Ainhoa se puso de pie. El vuelo de su vestido verde oscuro rozó a Carlos. Esta vez no habían discutido, pero la sensatez de ambos, en contra de lo que intuía, no la empujó a abandonarse al contacto de la mano de Carlos. Se ahogaba. Necesitaba aire y un sitio para contemplar la desolación contenida en toda aquella sensatez, tallos tronchados, tierra quemada. Carlos, sentado aún, le abrazaba los muslos. Ainhoa llevó las manos a esa cara escondida sin tocarla. Hacía falta tiempo. Los dos tendrían, se dijo, que vivir junto a ese terreno arrasado y aunque en los casi ocho años hubiera también árboles, arroyos, ella necesitaba un plazo para afrontar los tramos negros. Se soltó del abrazo de Carlos poco a poco.

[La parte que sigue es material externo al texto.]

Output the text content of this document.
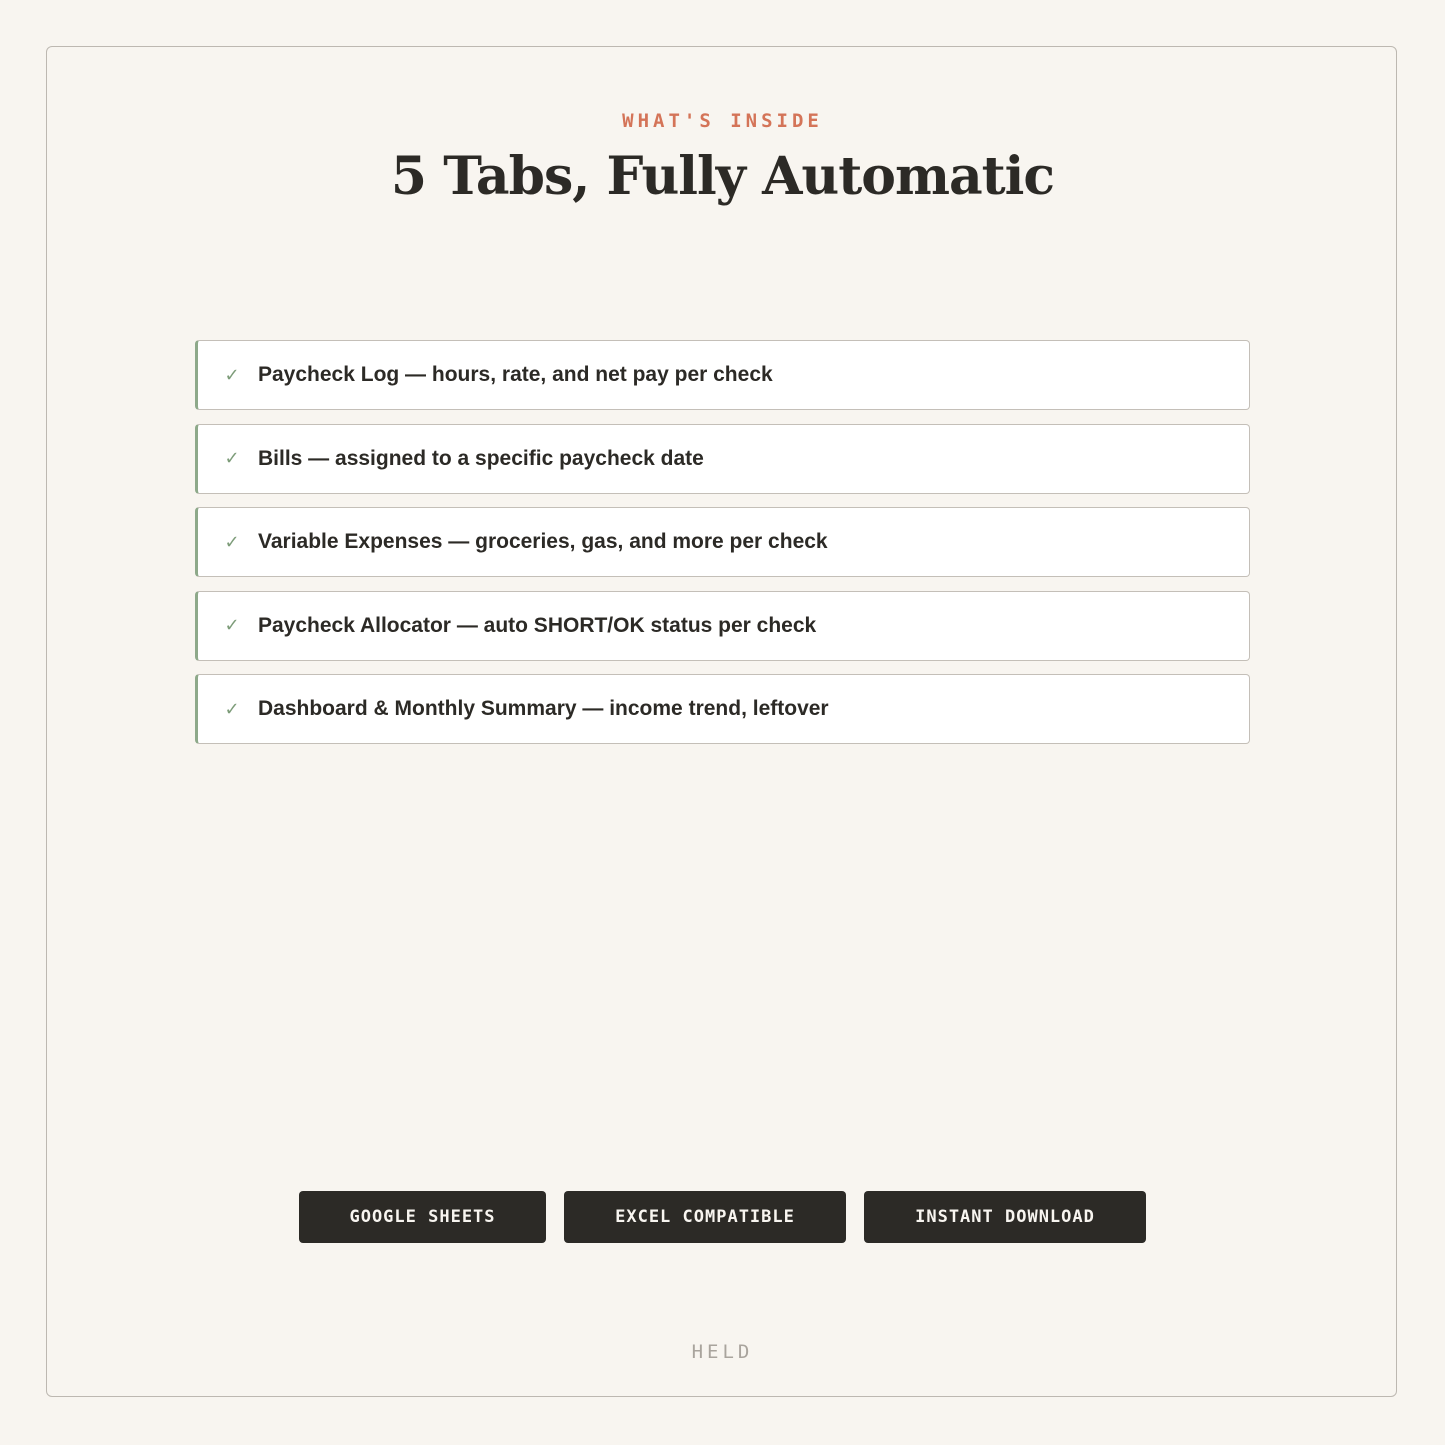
WHAT'S INSIDE
5 Tabs, Fully Automatic
✓ Paycheck Log — hours, rate, and net pay per check
✓ Bills — assigned to a specific paycheck date
✓ Variable Expenses — groceries, gas, and more per check
✓ Paycheck Allocator — auto SHORT/OK status per check
✓ Dashboard & Monthly Summary — income trend, leftover
GOOGLE SHEETS	EXCEL COMPATIBLE	INSTANT DOWNLOAD
HELD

—En cuanto sepa seguro lo de la plaza te llamo.

Carlos se levantó.

—Te acompaño.

Cuando llegaron a la puerta se miraron indecisos. Carlos besó a Ainhoa en la mejilla. Ella se acercó al ascensor, dijo:

—No te quedes ahí.

El martes 14 de mayo un aire soleado se hacía visible en el borde de las fachadas, al fondo de las calles y sobre las papeleras públicas. Santiago entornó los listones azul marino de la persiana. Era la una del mediodía. Minutos después llamó a Sol.

—Hola, soy Santiago. Me gustaría —añadió con voz grave— pedirte un favor. Es un favor. No tiene nada que ver con nuestra relación.

Se oyó un timbre.

—Un segundo —dijo Sol—. Voy a abrir.

Un favor, algo que se pedía y nada más, pensaba Santiago. Sin prolegómenos. Prefería ser descortés antes que volver a ser hipócrita. Se oían voces al fondo por el auricular. La academia de música para niños donde Sol trabajaba tenía algo de piso de dentista con su sala de espera y las puertas de las clases de cristal esmerilado. Sol lo hacía casi todo. Por las mañanas se ocupaba de las matrículas, cogía el teléfono, abría la puerta. Además daba clases a tres grupos, pero cobraba, al menos mientras estuvo con Santiago, noventa y cinco mil pesetas al mes y sin contrato, por horas.